Ich habe es dir oben mal angepaßt. Du solltest natürlich die Datenbankabfrage nach dem aktuellen Passwort machen, bevor du es überprüfst, ob es richtig ist. Sonst wird das per Formular übergebene PW mit einem leeren String verglichen..
$_POST bzw. $_GET sind der richtige Weg, um auf die per Formular bzw. URL übergebenen Variablen zuzugreifen.


----------



## keiplan (28. Dezember 2004)

jetzt kommt " Parse error: parse error, unexpected T_IF in .../database/login/member/pass2.php on line 18 "

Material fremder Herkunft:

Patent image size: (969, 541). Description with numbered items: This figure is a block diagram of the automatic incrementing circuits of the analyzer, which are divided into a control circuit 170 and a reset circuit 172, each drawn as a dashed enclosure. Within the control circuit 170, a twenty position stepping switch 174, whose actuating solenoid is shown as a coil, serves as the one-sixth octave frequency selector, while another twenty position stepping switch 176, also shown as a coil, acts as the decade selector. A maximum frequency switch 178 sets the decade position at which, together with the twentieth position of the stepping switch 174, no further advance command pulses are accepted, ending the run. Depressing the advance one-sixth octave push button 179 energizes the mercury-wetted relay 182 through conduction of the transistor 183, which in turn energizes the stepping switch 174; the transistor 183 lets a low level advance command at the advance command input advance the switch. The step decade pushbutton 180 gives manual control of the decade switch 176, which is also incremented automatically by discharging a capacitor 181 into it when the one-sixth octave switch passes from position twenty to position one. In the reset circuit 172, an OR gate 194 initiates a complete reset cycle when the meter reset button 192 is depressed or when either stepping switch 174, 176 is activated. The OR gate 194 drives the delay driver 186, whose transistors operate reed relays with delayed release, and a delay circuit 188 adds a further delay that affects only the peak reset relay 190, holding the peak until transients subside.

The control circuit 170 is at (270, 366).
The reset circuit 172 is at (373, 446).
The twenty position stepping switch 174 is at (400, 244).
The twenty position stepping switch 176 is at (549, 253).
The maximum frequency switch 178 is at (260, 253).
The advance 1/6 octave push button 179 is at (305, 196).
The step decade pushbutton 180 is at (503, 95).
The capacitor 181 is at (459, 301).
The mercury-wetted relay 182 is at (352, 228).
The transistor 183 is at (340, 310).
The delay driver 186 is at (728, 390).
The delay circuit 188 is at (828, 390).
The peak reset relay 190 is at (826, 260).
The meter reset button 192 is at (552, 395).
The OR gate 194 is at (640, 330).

> if ($old_pw==$line['pass']) {


----------



## keiplan (28. Dezember 2004)

ok, du hast nur ein " ; " vergessen. jetzt kommt kein fehler mehr, aber das script funktioniert immer noch nicht


----------



## Timbonet (28. Dezember 2004)

Wenn du es direkt so wie geschrieben einsetzt: Wie wird $username mit Werten gefüllt?


----------



## keiplan (28. Dezember 2004)

$username ist fest in der Session integriert (hier im Script habe ich die Session der Einfachheit halber weggelassen) und wird, wenn ich's mit echo überprüfe, ausgefüllt.


----------



## keiplan (28. Dezember 2004)

oh, habe vergessen die session in "deinem" script wieder einzusetzen. jetzt geht es!
vielen dank


----------